TIGTA stressed the importance of conducting examinations and enforcing tax laws to maintaining voluntary compliance. The number of revenue agents and tax compliance officers, who conduct audits, increased by 4 percent from FY 2009 to FY 2010, to a total of 13,000 employees. The number of examiners in field offices has increased by 12 percent since FY 2006. The IRS appears to be getting immediate increases in productivity from the hiring of new personnel, despite expectations that it would take several years to realize any results.
With the staffing increases, the IRS audited the most tax returns in five years. The percentage of tax returns increased slightly in FY 2009 and by nearly 8 percent in FY 2010. From FY 2006, exams increased by 17 percent. The yield from audits increased in FY 2009 for individual, corporate and other tax returns but dropped for each of these categories in FY 2010.
While examinations can range from changing a single item by correspondence examination to a face-to-face interview and review of records, TIGTA noted that 73 percent of all examinations conducted in FY 2010 were by correspondence. The IRS also uses computer-matching and automated error checking to check the accuracy of tax returns. Although these often result in changes, they are not considered audits or reported as enforcement activity.
Examination rates showed mixed results, TIGTA concluded. The number of individual returns examined increased by 23 percent from FY 2006 to FY 2010, from 1.284 million audits to 1.581 million audits. The percentage of individual returns examined increased from less than 1 percent in FY 2006 to 1.11 percent in FY 2010. More than 82 percent of the FY 2010 examinations were conducted by correspondence, although correspondence examinations increased by 8 percent from FY 2009. Only one of every 503 individual tax returns received a face-to-face examination in FY 2010, although coverage increased 4 percent over FY 2009.

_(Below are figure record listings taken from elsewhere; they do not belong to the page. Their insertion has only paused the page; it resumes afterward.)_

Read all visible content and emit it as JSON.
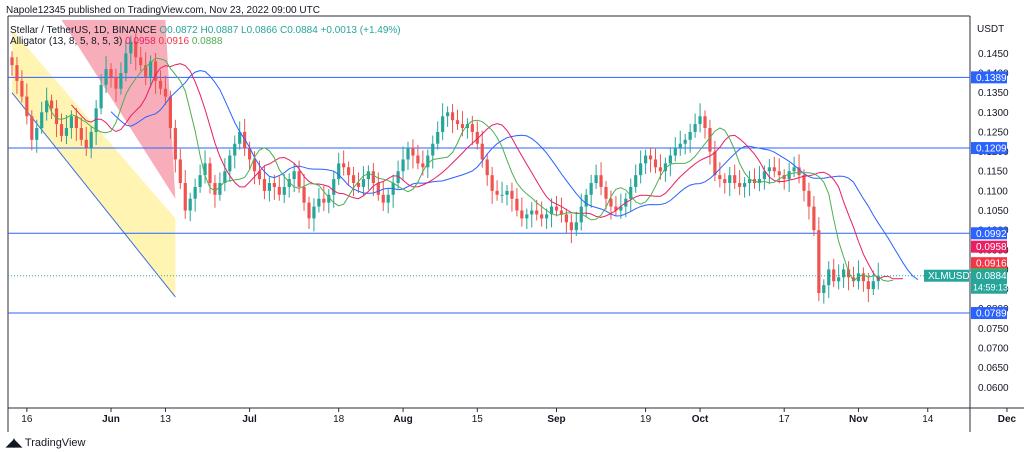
{
  "header": {
    "published": "Napole12345 published on TradingView.com, Nov 23, 2022 09:00 UTC",
    "symbol": "Stellar / TetherUS, 1D, BINANCE",
    "ohlc": "O0.0872 H0.0887 L0.0866 C0.0884 +0.0013 (+1.49%)",
    "alligator_label": "Alligator (13, 8, 5, 8, 5, 3)",
    "alligator_values": [
      "0.0958",
      "0.0916",
      "0.0888"
    ]
  },
  "footer": {
    "brand": "TradingView"
  },
  "chart_data": {
    "type": "candlestick",
    "symbol": "XLMUSDT",
    "y_axis_title": "USDT",
    "ylim": [
      0.056,
      0.1535
    ],
    "y_ticks": [
      0.06,
      0.065,
      0.07,
      0.075,
      0.08,
      0.085,
      0.09,
      0.095,
      0.1,
      0.105,
      0.11,
      0.115,
      0.12,
      0.125,
      0.13,
      0.135,
      0.14,
      0.145
    ],
    "y_tick_labels": [
      "0.0600",
      "0.0650",
      "0.0700",
      "0.0750",
      "0.0800",
      "0.0850",
      "0.0900",
      "0.0950",
      "0.1000",
      "0.1050",
      "0.1100",
      "0.1150",
      "0.1200",
      "0.1250",
      "0.1300",
      "0.1350",
      "0.1400",
      "0.1450"
    ],
    "x_tick_labels": [
      "16",
      "Jun",
      "13",
      "Jul",
      "18",
      "Aug",
      "15",
      "Sep",
      "19",
      "Oct",
      "17",
      "Nov",
      "14",
      "Dec"
    ],
    "horizontal_levels": [
      0.1389,
      0.1209,
      0.0992,
      0.0789
    ],
    "level_labels": [
      "0.1389",
      "0.1209",
      "0.0992",
      "0.0789"
    ],
    "price_labels": [
      {
        "text": "0.0958",
        "color": "#e91e63"
      },
      {
        "text": "0.0916",
        "color": "#f23645"
      },
      {
        "text": "0.0888",
        "color": "#4caf50"
      }
    ],
    "last_price": {
      "symbol": "XLMUSDT",
      "value": "0.0884",
      "countdown": "14:59:13",
      "color": "#26a69a"
    },
    "colors": {
      "up": "#26a69a",
      "down": "#ef5350",
      "jaw": "#2962ff",
      "teeth": "#e91e63",
      "lips": "#4caf50",
      "levels": "#2962ff"
    },
    "closes": [
      0.142,
      0.138,
      0.134,
      0.129,
      0.123,
      0.126,
      0.13,
      0.133,
      0.131,
      0.127,
      0.124,
      0.126,
      0.129,
      0.126,
      0.123,
      0.121,
      0.125,
      0.131,
      0.137,
      0.141,
      0.139,
      0.136,
      0.14,
      0.145,
      0.148,
      0.144,
      0.142,
      0.139,
      0.143,
      0.138,
      0.136,
      0.134,
      0.126,
      0.118,
      0.112,
      0.105,
      0.108,
      0.111,
      0.114,
      0.117,
      0.112,
      0.109,
      0.112,
      0.115,
      0.119,
      0.122,
      0.125,
      0.121,
      0.118,
      0.115,
      0.113,
      0.11,
      0.112,
      0.111,
      0.109,
      0.111,
      0.113,
      0.115,
      0.111,
      0.107,
      0.103,
      0.106,
      0.108,
      0.107,
      0.109,
      0.113,
      0.117,
      0.116,
      0.114,
      0.112,
      0.111,
      0.113,
      0.115,
      0.112,
      0.109,
      0.107,
      0.109,
      0.112,
      0.115,
      0.118,
      0.121,
      0.119,
      0.117,
      0.116,
      0.119,
      0.122,
      0.125,
      0.129,
      0.13,
      0.128,
      0.127,
      0.126,
      0.127,
      0.125,
      0.122,
      0.118,
      0.114,
      0.11,
      0.109,
      0.109,
      0.11,
      0.108,
      0.105,
      0.103,
      0.104,
      0.105,
      0.104,
      0.103,
      0.104,
      0.106,
      0.105,
      0.104,
      0.102,
      0.1,
      0.102,
      0.106,
      0.109,
      0.112,
      0.114,
      0.111,
      0.108,
      0.106,
      0.105,
      0.106,
      0.108,
      0.111,
      0.114,
      0.117,
      0.119,
      0.118,
      0.116,
      0.115,
      0.117,
      0.119,
      0.121,
      0.122,
      0.123,
      0.125,
      0.127,
      0.129,
      0.126,
      0.12,
      0.114,
      0.113,
      0.112,
      0.114,
      0.112,
      0.111,
      0.112,
      0.113,
      0.112,
      0.113,
      0.115,
      0.116,
      0.115,
      0.114,
      0.113,
      0.115,
      0.116,
      0.114,
      0.11,
      0.106,
      0.1,
      0.084,
      0.086,
      0.09,
      0.087,
      0.088,
      0.09,
      0.088,
      0.087,
      0.089,
      0.087,
      0.085,
      0.087,
      0.0884
    ]
  }
}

FY 2010 audits of corporate income tax returns increased over 5 percent from FY 2009. The IRS audited 29,334 corporate returns in FY 2010 (one of every 72 filed), but it audited the most corporate returns in FY 2008 (29,986). TIGTA noted that the number of corporate returns has decreased by more than 8 percent during the five-year period.
Both partnership and S corporation return examination numbers dropped in FY 2010; however, TIGTA reported that filings were up substantially, with partnership return filings increasing 26 percent from FY 2006 to FY 2010, and S corporation filings increasing 19 percent over the same period. The overall audit rate for other returns (fiduciary, employment, excise tax, estate and gift taxes) was essentially level, with increases in gift, excise and fiduciary returns, offset by a decrease in estate tax returns.
Examination productivity fluctuated. For revenue agents, it reached a five-year high of $50,600 per individual return in FY 2007, while hitting a five-year low of $37,500 in FY 2008. The yield declined slightly in FY 2010, after increasing in FY 2009. The yield for corporate returns dropped by nearly 10 percent in FY 2010.
No–change rates for individual returns increased in FY 2010, after declining from FY 2006 through FY 2009. Still, the overall 2010 no-change rates were 20 percent lower than FY 2006 rates.
TIGTA noted continuing challenges facing IRS enforcement, including changes to the Tax Code and maintaining a quality workforce. TIGTA tentatively concluded that the hiring and training of new personnel were bringing positive changes to the IRS’s enforcement efforts.
"The IRS increased its enforcement revenue in fiscal year 2010, audited more taxpayers, and stepped up its hiring of enforcement personnel."